Ramblings of an aging IT geek
← Ramblings of an aging IT geek
news

the runc breakout and the joy of a shared kernel

Reacting to the CVE-2019-5736 runc container breakout, why it matters more than the usual container scare, and what I actually changed.

Tech news headline on a screen

This week's disclosure is the runc breakout, CVE-2019-5736, and unlike most container security scares that turn out to be theatre, this one made me stop and patch the same day. A malicious container, or a benign one running an image you didn't write carefully, can overwrite the host's runc binary and from there execute code on the host with root. That is the bad one. That is the breakout people have been hand-waving about for years, finally written down with a CVE number attached.

The mechanism is grimly clever. When you exec into a running container, the host's runc enters the container's namespaces. The exploit gets runc to open itself via /proc/self/exe, then overwrites that binary from inside the container. Next time anyone runs runc on the host, they run the attacker's payload as root. Your container escaped not by breaking a wall but by editing the door.

City skyline at dusk

What makes this land, for me, is that it punctures the comfortable lie a lot of people tell themselves about containers. A container is not a VM. It is a set of namespaces and cgroups over a shared kernel, with a thin runtime gluing it together. Most of the time that's a fine trade, lighter and faster than a VM, and I run plenty. But "isolation" was always doing more rhetorical work than the technology could back up. When the runtime that enforces the boundary has a hole, the boundary is gone, because there was only ever the one kernel underneath.

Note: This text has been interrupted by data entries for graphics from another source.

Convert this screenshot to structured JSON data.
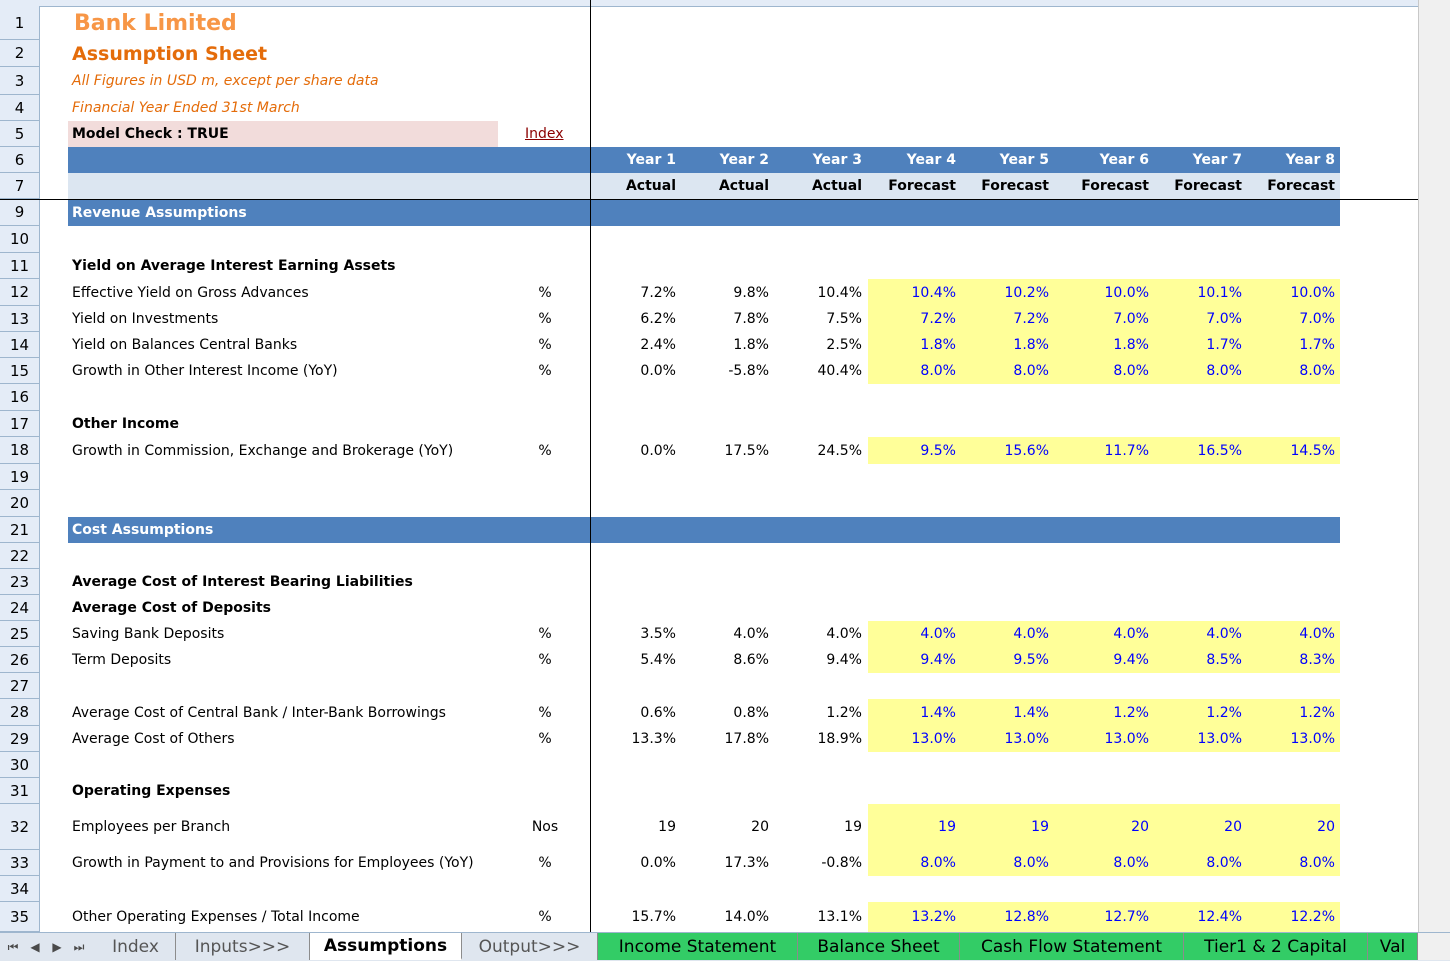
{
  "title": {
    "company": "Bank Limited",
    "sheet": "Assumption Sheet",
    "units_note": "All Figures in USD m, except per share data",
    "fy_note": "Financial Year Ended 31st March"
  },
  "model_check": "Model Check : TRUE",
  "index_link": "Index",
  "years": [
    "Year 1",
    "Year 2",
    "Year 3",
    "Year 4",
    "Year 5",
    "Year 6",
    "Year 7",
    "Year 8"
  ],
  "year_types": [
    "Actual",
    "Actual",
    "Actual",
    "Forecast",
    "Forecast",
    "Forecast",
    "Forecast",
    "Forecast"
  ],
  "row_numbers": [
    "1",
    "2",
    "3",
    "4",
    "5",
    "6",
    "7",
    "9",
    "10",
    "11",
    "12",
    "13",
    "14",
    "15",
    "16",
    "17",
    "18",
    "19",
    "20",
    "21",
    "22",
    "23",
    "24",
    "25",
    "26",
    "27",
    "28",
    "29",
    "30",
    "31",
    "32",
    "33",
    "34",
    "35"
  ],
  "sections": {
    "revenue": "Revenue Assumptions",
    "cost": "Cost Assumptions"
  },
  "headings": {
    "yield": "Yield on Average Interest Earning Assets",
    "other_income": "Other Income",
    "avg_cost_ibl": "Average Cost of Interest Bearing Liabilities",
    "avg_cost_dep": "Average Cost of Deposits",
    "opex": "Operating Expenses"
  },
  "lines": {
    "r12": {
      "label": "Effective Yield on Gross Advances",
      "unit": "%",
      "values": [
        "7.2%",
        "9.8%",
        "10.4%",
        "10.4%",
        "10.2%",
        "10.0%",
        "10.1%",
        "10.0%"
      ]
    },
    "r13": {
      "label": "Yield on Investments",
      "unit": "%",
      "values": [
        "6.2%",
        "7.8%",
        "7.5%",
        "7.2%",
        "7.2%",
        "7.0%",
        "7.0%",
        "7.0%"
      ]
    },
    "r14": {
      "label": "Yield on Balances Central Banks",
      "unit": "%",
      "values": [
        "2.4%",
        "1.8%",
        "2.5%",
        "1.8%",
        "1.8%",
        "1.8%",
        "1.7%",
        "1.7%"
      ]
    },
    "r15": {
      "label": "Growth in Other Interest Income (YoY)",
      "unit": "%",
      "values": [
        "0.0%",
        "-5.8%",
        "40.4%",
        "8.0%",
        "8.0%",
        "8.0%",
        "8.0%",
        "8.0%"
      ]
    },
    "r18": {
      "label": "Growth in Commission, Exchange and Brokerage (YoY)",
      "unit": "%",
      "values": [
        "0.0%",
        "17.5%",
        "24.5%",
        "9.5%",
        "15.6%",
        "11.7%",
        "16.5%",
        "14.5%"
      ]
    },
    "r25": {
      "label": "Saving Bank Deposits",
      "unit": "%",
      "values": [
        "3.5%",
        "4.0%",
        "4.0%",
        "4.0%",
        "4.0%",
        "4.0%",
        "4.0%",
        "4.0%"
      ]
    },
    "r26": {
      "label": "Term Deposits",
      "unit": "%",
      "values": [
        "5.4%",
        "8.6%",
        "9.4%",
        "9.4%",
        "9.5%",
        "9.4%",
        "8.5%",
        "8.3%"
      ]
    },
    "r28": {
      "label": "Average Cost of Central Bank / Inter-Bank Borrowings",
      "unit": "%",
      "values": [
        "0.6%",
        "0.8%",
        "1.2%",
        "1.4%",
        "1.4%",
        "1.2%",
        "1.2%",
        "1.2%"
      ]
    },
    "r29": {
      "label": "Average Cost of Others",
      "unit": "%",
      "values": [
        "13.3%",
        "17.8%",
        "18.9%",
        "13.0%",
        "13.0%",
        "13.0%",
        "13.0%",
        "13.0%"
      ]
    },
    "r32": {
      "label": "Employees per Branch",
      "unit": "Nos",
      "values": [
        "19",
        "20",
        "19",
        "19",
        "19",
        "20",
        "20",
        "20"
      ]
    },
    "r33": {
      "label": "Growth in Payment to and Provisions for Employees (YoY)",
      "unit": "%",
      "values": [
        "0.0%",
        "17.3%",
        "-0.8%",
        "8.0%",
        "8.0%",
        "8.0%",
        "8.0%",
        "8.0%"
      ]
    },
    "r35": {
      "label": "Other Operating Expenses / Total Income",
      "unit": "%",
      "values": [
        "15.7%",
        "14.0%",
        "13.1%",
        "13.2%",
        "12.8%",
        "12.7%",
        "12.4%",
        "12.2%"
      ]
    }
  },
  "tabs": [
    "Index",
    "Inputs>>>",
    "Assumptions",
    "Output>>>",
    "Income Statement",
    "Balance Sheet",
    "Cash Flow Statement",
    "Tier1 & 2 Capital",
    "Val"
  ],
  "nav_icons": [
    "first-sheet-icon",
    "prev-sheet-icon",
    "next-sheet-icon",
    "last-sheet-icon"
  ],
  "colors": {
    "header_blue": "#4f81bd",
    "subheader": "#dce6f1",
    "input_fill": "#ffff99",
    "input_text": "#0000ff",
    "title_orange": "#e46c0a",
    "check_fill": "#f2dcdb",
    "tab_green": "#33cc66"
  }
}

The good news is the response has been quick and grown-up. The runc maintainers had a fix out fast, and the distros and the big registries moved within days. If you run containers anywhere, the action is dull and urgent in equal measure: update runc (or containerd/Docker, whatever pulls it in) to the patched version, today, on every host. There's no clever mitigation that beats just patching it.

For what it's worth, here's what I changed beyond patching. I'd been lazy about running containers as root, and this was the nudge to stop. User namespaces, so the container's root maps to an unprivileged host user, would have blunted this. Dropping capabilities I never needed. And treating docker run on an untrusted image with the same suspicion I'd give running its entrypoint as root on the host directly, because as of this week that's demonstrably what it can amount to.

None of this is panic. Containers are still good and I'm still using them tomorrow. But it's a useful, specific reminder that the kernel is shared, the runtime is part of your trust boundary, and "it's in a container" is the start of a security argument, not the end of one. Patch your hosts.